# Gladiator Sandals?



## vivaXglamlove (Apr 13, 2008)

What do you think of the trend?
I really like the style of the sandals, I keep buying different versions of the sandal.


----------



## SoSoAmazin (Apr 13, 2008)

I like 'em! I just bought 2 pairs (urbanoutfitters & bakers 
	

	
	
		
		

		
			





 ) but I like the simpler styles, not OTT and not super-gladiators. lol.


----------



## KeshieShimmer (Apr 13, 2008)

Hate em, I will take gladiator sandals only with a Gladiator attached.


----------



## browneyedbaby (Apr 13, 2008)

I like some versions... I've got a pair from last summer that I love but they aren't full on gladiator style, just a variation on the style.


----------



## girlstar (Apr 13, 2008)

I love them and I can't wait till it gets warmer to wear them!!

I bought these ones 
	

	
	
		
		

		
		
	


	



Next - Shoes - Page 10.7 - Shoes & Boots - Womens


----------



## vivaXglamlove (Apr 13, 2008)

I got these:




Pelle Moda from Nordstrom!


----------



## jilliandanica (Apr 13, 2008)

I love mine! I got these Sam Edelman ones...

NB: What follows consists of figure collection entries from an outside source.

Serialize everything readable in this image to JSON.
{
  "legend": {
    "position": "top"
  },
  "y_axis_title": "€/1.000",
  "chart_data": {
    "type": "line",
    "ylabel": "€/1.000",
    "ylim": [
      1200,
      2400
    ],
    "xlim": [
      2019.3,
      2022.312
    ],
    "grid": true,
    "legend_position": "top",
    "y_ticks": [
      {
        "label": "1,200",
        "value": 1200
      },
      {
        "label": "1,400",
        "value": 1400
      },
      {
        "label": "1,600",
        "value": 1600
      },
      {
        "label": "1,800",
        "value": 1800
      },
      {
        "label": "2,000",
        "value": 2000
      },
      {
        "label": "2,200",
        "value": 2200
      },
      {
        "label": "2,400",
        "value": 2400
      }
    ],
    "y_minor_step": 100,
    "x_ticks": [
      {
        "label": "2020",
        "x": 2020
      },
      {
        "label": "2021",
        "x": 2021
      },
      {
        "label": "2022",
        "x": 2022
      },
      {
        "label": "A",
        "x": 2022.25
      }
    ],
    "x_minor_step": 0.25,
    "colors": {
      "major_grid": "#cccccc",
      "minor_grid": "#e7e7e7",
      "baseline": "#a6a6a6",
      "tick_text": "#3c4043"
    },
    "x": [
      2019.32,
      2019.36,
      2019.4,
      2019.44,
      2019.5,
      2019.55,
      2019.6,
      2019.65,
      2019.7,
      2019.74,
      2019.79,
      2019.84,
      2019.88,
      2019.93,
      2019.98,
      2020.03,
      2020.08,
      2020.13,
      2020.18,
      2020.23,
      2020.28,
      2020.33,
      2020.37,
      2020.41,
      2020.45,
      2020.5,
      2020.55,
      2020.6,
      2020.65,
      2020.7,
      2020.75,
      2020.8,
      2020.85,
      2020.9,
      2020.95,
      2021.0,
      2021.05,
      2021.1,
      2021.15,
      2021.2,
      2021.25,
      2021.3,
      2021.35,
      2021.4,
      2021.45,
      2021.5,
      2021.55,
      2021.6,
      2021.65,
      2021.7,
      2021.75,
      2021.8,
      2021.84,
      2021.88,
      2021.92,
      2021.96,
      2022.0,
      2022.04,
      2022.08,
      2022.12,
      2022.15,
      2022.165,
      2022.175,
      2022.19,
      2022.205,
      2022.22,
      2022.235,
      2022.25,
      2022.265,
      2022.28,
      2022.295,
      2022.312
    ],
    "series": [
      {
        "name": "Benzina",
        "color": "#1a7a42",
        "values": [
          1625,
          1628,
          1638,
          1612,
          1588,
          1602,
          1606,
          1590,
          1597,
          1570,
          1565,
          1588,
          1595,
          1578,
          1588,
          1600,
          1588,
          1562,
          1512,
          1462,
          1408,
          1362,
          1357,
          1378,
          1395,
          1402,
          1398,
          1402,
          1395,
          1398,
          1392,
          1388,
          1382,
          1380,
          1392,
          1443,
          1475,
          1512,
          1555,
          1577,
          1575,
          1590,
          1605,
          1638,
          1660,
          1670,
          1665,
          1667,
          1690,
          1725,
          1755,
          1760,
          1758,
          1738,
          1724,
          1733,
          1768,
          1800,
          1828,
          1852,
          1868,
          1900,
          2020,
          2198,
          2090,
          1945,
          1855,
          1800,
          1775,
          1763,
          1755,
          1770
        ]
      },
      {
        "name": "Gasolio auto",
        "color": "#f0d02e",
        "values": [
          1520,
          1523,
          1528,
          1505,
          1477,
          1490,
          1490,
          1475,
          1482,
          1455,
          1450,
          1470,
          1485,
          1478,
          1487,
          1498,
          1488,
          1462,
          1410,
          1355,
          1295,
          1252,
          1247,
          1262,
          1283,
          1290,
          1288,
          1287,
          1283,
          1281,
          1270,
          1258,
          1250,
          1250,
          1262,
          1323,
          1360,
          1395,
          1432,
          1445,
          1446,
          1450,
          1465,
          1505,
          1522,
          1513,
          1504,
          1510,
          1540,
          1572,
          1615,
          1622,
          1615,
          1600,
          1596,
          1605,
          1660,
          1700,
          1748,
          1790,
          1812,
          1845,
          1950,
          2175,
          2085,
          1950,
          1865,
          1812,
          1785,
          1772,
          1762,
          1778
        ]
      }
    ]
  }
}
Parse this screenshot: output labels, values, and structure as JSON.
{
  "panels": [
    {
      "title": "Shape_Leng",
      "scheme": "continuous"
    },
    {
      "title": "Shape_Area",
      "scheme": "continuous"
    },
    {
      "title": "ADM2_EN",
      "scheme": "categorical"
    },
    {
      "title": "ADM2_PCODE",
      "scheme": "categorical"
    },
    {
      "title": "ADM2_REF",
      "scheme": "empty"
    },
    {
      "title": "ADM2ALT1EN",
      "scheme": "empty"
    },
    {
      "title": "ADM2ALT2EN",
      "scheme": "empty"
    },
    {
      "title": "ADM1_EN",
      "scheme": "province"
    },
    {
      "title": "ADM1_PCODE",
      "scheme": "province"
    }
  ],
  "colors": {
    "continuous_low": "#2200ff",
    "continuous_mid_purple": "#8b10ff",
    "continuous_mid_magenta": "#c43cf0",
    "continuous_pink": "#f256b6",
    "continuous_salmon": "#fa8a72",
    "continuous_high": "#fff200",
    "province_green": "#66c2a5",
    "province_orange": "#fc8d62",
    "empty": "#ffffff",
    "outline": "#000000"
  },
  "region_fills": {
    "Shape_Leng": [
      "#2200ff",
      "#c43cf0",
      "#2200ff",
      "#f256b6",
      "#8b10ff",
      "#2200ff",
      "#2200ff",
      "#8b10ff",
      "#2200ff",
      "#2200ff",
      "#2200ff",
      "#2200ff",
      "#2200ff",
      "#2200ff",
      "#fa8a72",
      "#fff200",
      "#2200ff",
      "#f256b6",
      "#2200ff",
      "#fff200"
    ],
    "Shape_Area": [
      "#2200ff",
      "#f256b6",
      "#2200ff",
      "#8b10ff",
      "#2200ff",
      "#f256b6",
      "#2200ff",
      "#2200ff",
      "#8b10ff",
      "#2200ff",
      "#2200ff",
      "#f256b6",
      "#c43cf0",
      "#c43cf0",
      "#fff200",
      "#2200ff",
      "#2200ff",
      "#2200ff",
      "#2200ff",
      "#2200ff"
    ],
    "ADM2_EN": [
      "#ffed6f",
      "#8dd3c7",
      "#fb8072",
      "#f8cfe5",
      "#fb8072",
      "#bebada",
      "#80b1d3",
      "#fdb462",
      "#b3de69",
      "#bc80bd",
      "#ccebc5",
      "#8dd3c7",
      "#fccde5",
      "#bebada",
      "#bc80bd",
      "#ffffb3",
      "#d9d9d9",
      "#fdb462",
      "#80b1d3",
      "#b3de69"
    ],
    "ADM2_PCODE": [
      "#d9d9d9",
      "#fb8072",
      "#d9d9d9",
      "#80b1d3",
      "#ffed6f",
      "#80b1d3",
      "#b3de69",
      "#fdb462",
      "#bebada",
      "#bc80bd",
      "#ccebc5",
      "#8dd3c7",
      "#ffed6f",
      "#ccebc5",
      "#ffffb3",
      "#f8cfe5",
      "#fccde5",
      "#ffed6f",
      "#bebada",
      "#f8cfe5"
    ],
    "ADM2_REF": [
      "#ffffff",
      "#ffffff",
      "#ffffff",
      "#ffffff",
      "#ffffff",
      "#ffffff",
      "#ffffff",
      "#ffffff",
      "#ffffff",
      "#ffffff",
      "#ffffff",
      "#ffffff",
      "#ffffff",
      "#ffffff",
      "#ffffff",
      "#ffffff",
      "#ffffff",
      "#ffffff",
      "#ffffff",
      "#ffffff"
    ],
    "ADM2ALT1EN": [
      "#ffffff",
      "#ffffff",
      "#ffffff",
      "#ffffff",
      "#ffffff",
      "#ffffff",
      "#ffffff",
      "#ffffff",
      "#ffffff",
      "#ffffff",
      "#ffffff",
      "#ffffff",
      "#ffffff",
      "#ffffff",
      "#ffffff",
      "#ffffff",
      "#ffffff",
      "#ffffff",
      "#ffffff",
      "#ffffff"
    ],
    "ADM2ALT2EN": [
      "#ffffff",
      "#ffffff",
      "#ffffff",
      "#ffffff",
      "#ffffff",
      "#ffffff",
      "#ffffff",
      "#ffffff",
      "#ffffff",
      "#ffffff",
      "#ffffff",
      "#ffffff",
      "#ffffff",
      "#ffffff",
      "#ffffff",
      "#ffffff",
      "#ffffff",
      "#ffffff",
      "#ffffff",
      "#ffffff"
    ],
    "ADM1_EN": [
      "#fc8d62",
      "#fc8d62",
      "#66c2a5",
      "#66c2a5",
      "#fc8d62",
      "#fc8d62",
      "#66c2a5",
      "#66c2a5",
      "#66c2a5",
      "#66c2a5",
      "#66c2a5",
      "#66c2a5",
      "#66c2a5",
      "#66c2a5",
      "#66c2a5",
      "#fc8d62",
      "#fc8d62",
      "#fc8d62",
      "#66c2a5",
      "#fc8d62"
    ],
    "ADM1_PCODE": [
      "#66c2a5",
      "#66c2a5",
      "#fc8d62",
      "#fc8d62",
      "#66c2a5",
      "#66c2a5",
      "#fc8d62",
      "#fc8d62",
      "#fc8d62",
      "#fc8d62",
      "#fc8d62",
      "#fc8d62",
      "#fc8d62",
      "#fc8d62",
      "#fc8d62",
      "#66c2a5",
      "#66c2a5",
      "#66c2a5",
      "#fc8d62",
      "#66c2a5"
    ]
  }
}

They're great to dress up or down. I want me a pair of heeled gladiators next!


----------



## xoxprincessx0x (Apr 13, 2008)

They are cute but I dont liek the ones that wrap up the ankle. I like the simple thong styles.


----------



## Simply Elegant (Apr 13, 2008)

I love them. I saw a pair at Nine West about a month ago that I really wanted.


----------



## babiid0llox (Apr 22, 2008)

I like them! They're pretty cute I only have 2 pairs though.


----------



## noahlowryfan (Apr 23, 2008)

hate em. they just look so ugly to me. i would never wear them.


----------



## Flammable (Apr 23, 2008)

some styles are really cute, don't like the ones going too much up the ankles. have a pair from enzo angioleni.


----------



## Dani (Apr 23, 2008)

I don't like them.  And they must leave some odd tan lines on your feet =/


----------



## alwaysbella (Apr 23, 2008)

Quote:

   Originally Posted by *KeshieShimmer* 

 
_Hate em, I will take gladiator sandals only with a Gladiator attached._

 
me too! me too!


----------